医療行為としての「マインドフルネス」「マインドフルネス瞑想」は良好な結果が出せていないということ。

 

集中力などほとんどないようなうつ病患者に『今この瞬間だけに集中』させることが出来るでしょうか?

無理でしょう。

まずこの時点で「マインドフルネス瞑想」の実施は難儀であることになります。

 

マインドフルネスが精神疾患に効果があるような書き方をしている情報もあるようですが、信憑性に疑問があります。本当にメンタルケアに貢献しているのでしょうか?

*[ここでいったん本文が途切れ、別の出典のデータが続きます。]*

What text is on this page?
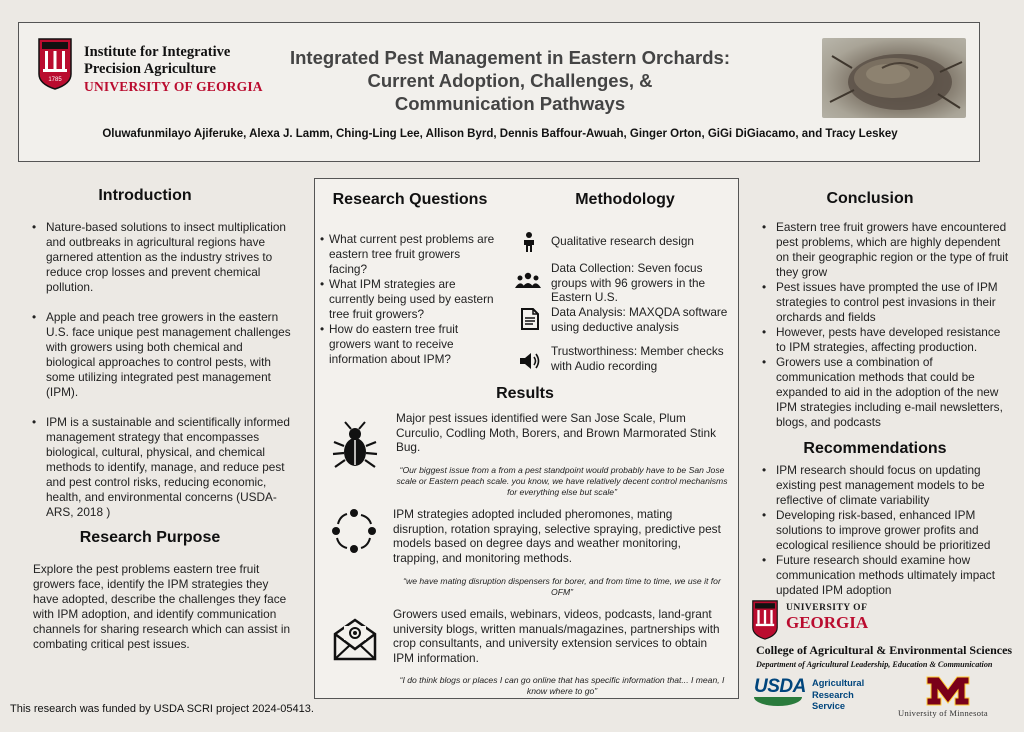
1785
Institute for Integrative
Precision Agriculture
UNIVERSITY OF GEORGIA
Integrated Pest Management in Eastern Orchards:
Current Adoption, Challenges, &
Communication Pathways
Oluwafunmilayo Ajiferuke, Alexa J. Lamm, Ching-Ling Lee, Allison Byrd, Dennis Baffour-Awuah, Ginger Orton, GiGi DiGiacamo, and Tracy Leskey
Introduction
• Nature-based solutions to insect multiplication and outbreaks in agricultural regions have garnered attention as the industry strives to reduce crop losses and prevent chemical pollution.
• Apple and peach tree growers in the eastern U.S. face unique pest management challenges with growers using both chemical and biological approaches to control pests, with some utilizing integrated pest management (IPM).
• IPM is a sustainable and scientifically informed management strategy that encompasses biological, cultural, physical, and chemical methods to identify, manage, and reduce pest and pest control risks, reducing economic, health, and environmental concerns (USDA-ARS, 2018 )
Research Purpose
Explore the pest problems eastern tree fruit growers face, identify the IPM strategies they have adopted, describe the challenges they face with IPM adoption, and identify communication channels for sharing research which can assist in combating critical pest issues.
This research was funded by USDA SCRI project 2024-05413.
Research Questions
• What current pest problems are eastern tree fruit growers facing?
• What IPM strategies are currently being used by eastern tree fruit growers?
• How do eastern tree fruit growers want to receive information about IPM?
Methodology
Qualitative research design
Data Collection: Seven focus groups with 96 growers in the Eastern U.S.
Data Analysis: MAXQDA software using deductive analysis
Trustworthiness: Member checks with Audio recording
Results
Major pest issues identified were San Jose Scale, Plum Curculio, Codling Moth, Borers, and Brown Marmorated Stink Bug.
“Our biggest issue from a from a pest standpoint would probably have to be San Jose scale or Eastern peach scale. you know, we have relatively decent control mechanisms for everything else but scale”
IPM strategies adopted included pheromones, mating disruption, rotation spraying, selective spraying, predictive pest models based on degree days and weather monitoring, trapping, and monitoring methods.
“we have mating disruption dispensers for borer, and from time to time, we use it for OFM”
Growers used emails, webinars, videos, podcasts, land-grant university blogs, written manuals/magazines, partnerships with crop consultants, and university extension services to obtain IPM information.
“I do think blogs or places I can go online that has specific information that... I mean, I know where to go”
Conclusion
• Eastern tree fruit growers have encountered pest problems, which are highly dependent on their geographic region or the type of fruit they grow
• Pest issues have prompted the use of IPM strategies to control pest invasions in their orchards and fields
• However, pests have developed resistance to IPM strategies, affecting production.
• Growers use a combination of communication methods that could be expanded to aid in the adoption of the new IPM strategies including e-mail newsletters, blogs, and podcasts
Recommendations
• IPM research should focus on updating existing pest management models to be reflective of climate variability
• Developing risk-based, enhanced IPM solutions to improve grower profits and ecological resilience should be prioritized
• Future research should examine how communication methods ultimately impact updated IPM adoption
UNIVERSITY OF
GEORGIA
College of Agricultural & Environmental Sciences
Department of Agricultural Leadership, Education & Communication
USDA Agricultural
Research
Service
University of Minnesota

どのような裏付け、所作や作法の効能によって効果があるといっているのか?

 

大手企業が優遇する一方で、医療分野では冷遇されている理由。

それは「成果を上げているか否か」でしかないと確信しています。

もし今後の臨床研究において「マインドフルネス」が大変有益であるという症例が出たら、それは諸手を挙げて喜びたいと思います。

 

4.マインドフルネスは合理的かつ実益主義の米国向きの能力開発法

二回にわたってみてきました「マインドフルネス」ですが。

結論としては

「マインドフルネス瞑想は特殊であり、坐禅や日本古来の瞑想とはまるで異なる」

「瞑想等にあるような、変性意識状態に陥った際の抜け出し方が不明」

という理由から

言葉巧みに表現されたマインドフルネスの『概念』のもと、危険性をはらんだ瞑想的行為を行う。

その目的は?

ズバリ、

「一人でできるブレーンストーミング

これが私の出した結論です。

 

マインドフルネスは、物事を歪み偏りのない見方で観察することで、新しい気づきを得ようというのが目的。

結局は

「新たな気づきを得ること」

「斬新なアイデアを発想すること」

そのために行う発想法のようなものですね。

 

最後に念を押しておきたいのは、再三触れてきましたが「マインドフルネス」「マインドフルネス瞑想」は「マインドコントロールです。

自己洗脳と言ってもいいかもしれない。

意識を意図的に制御することは大変なリスクを伴います。


決して個人で行うことはせずに、専門の施術家のもとで行うべきです。

 

最後の最後に警鐘を鳴らしつつ閉めたいと思います。